Musically there was much to admire. The Leipzig Gewandhaus Orchestra sounded very much in its element, rich and dark of tone, especially in the strings. There were, especially during the first act, a few too many fluffs, not least during the Prelude, but once things had settled down, this ceased to be a problem. Much the same could be said of Ulf Schirmer’s direction. He may not come across as a great Wagnerian, but he is a dependably good one. Line is generally maintained, though parts of the third act dragged a little (not, I should stress, a matter of speed, but of dramatic momentum), though the Prelude to that act was world-weary indeed. Much of the cast was the same as I heard two years ago.

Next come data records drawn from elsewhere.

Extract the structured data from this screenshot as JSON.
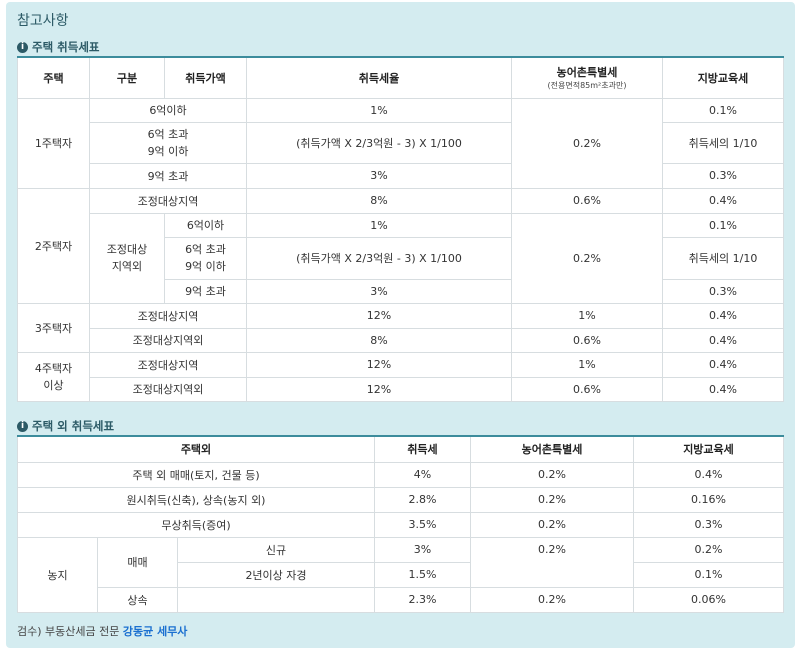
{
  "title": "참고사항",
  "section1": {
    "heading": "주택 취득세표",
    "headers": {
      "house": "주택",
      "category": "구분",
      "price": "취득가액",
      "rate": "취득세율",
      "rural": "농어촌특별세",
      "rural_sub": "(전용면적85m²초과만)",
      "edu": "지방교육세"
    },
    "r1": {
      "house": "1주택자",
      "price1": "6억이하",
      "rate1": "1%",
      "edu1": "0.1%",
      "price2": "6억 초과\n9억 이하",
      "rate2": "(취득가액 X 2/3억원 - 3) X 1/100",
      "rural": "0.2%",
      "edu2": "취득세의 1/10",
      "price3": "9억 초과",
      "rate3": "3%",
      "edu3": "0.3%"
    },
    "r2": {
      "house": "2주택자",
      "adj": "조정대상지역",
      "adj_rate": "8%",
      "adj_rural": "0.6%",
      "adj_edu": "0.4%",
      "nonadj": "조정대상\n지역외",
      "price1": "6억이하",
      "rate1": "1%",
      "edu1": "0.1%",
      "price2": "6억 초과\n9억 이하",
      "rate2": "(취득가액 X 2/3억원 - 3) X 1/100",
      "rural": "0.2%",
      "edu2": "취득세의 1/10",
      "price3": "9억 초과",
      "rate3": "3%",
      "edu3": "0.3%"
    },
    "r3": {
      "house": "3주택자",
      "adj": "조정대상지역",
      "adj_rate": "12%",
      "adj_rural": "1%",
      "adj_edu": "0.4%",
      "nonadj": "조정대상지역외",
      "nonadj_rate": "8%",
      "nonadj_rural": "0.6%",
      "nonadj_edu": "0.4%"
    },
    "r4": {
      "house": "4주택자\n이상",
      "adj": "조정대상지역",
      "adj_rate": "12%",
      "adj_rural": "1%",
      "adj_edu": "0.4%",
      "nonadj": "조정대상지역외",
      "nonadj_rate": "12%",
      "nonadj_rural": "0.6%",
      "nonadj_edu": "0.4%"
    }
  },
  "section2": {
    "heading": "주택 외 취득세표",
    "headers": {
      "type": "주택외",
      "tax": "취득세",
      "rural": "농어촌특별세",
      "edu": "지방교육세"
    },
    "rows": [
      {
        "label": "주택 외 매매(토지, 건물 등)",
        "tax": "4%",
        "rural": "0.2%",
        "edu": "0.4%"
      },
      {
        "label": "원시취득(신축), 상속(농지 외)",
        "tax": "2.8%",
        "rural": "0.2%",
        "edu": "0.16%"
      },
      {
        "label": "무상취득(증여)",
        "tax": "3.5%",
        "rural": "0.2%",
        "edu": "0.3%"
      }
    ],
    "farm": {
      "label": "농지",
      "sale": "매매",
      "new": "신규",
      "new_tax": "3%",
      "sale_rural": "0.2%",
      "new_edu": "0.2%",
      "self": "2년이상 자경",
      "self_tax": "1.5%",
      "self_edu": "0.1%",
      "inherit": "상속",
      "inherit_tax": "2.3%",
      "inherit_rural": "0.2%",
      "inherit_edu": "0.06%"
    }
  },
  "footer": {
    "prefix": "검수) 부동산세금 전문 ",
    "name": "강동균 세무사"
  }
}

Stefan Vinke’s Parsifal has gained a certain edge, or at least it had on the present occasion: there is still much to appreciate, but I hope the loss of freshness was temporary. James Moellenhoff’s Gurnemanz and Tuomas Pursio remain distinguished, though I sensed a certain lack of stage direction when contrasted with 2009. The major difference in the cast was Susan Maclean’s replacement by Lioba Braun, whom I had heard before as Kundry in Dresden, also in 2009. Then she was excellent, and so she was on this occasion, ever-attentive to the alchemic marriage of words and music, and notably more seductive – a matter of the production as much as anything else? – during the second act. Praise ought also to be offered to the excellent chorus, supplementary chorus, and children’s choir. Wagner’s interest in earlier music, not least as reflected in his early Das Liebesmahl der Apostel and his arrangement of Palestrina’s Stabat Mater, was evoked and translated into modern terms. Clarity and weight worked in tandem, to sometimes overwhelming effect.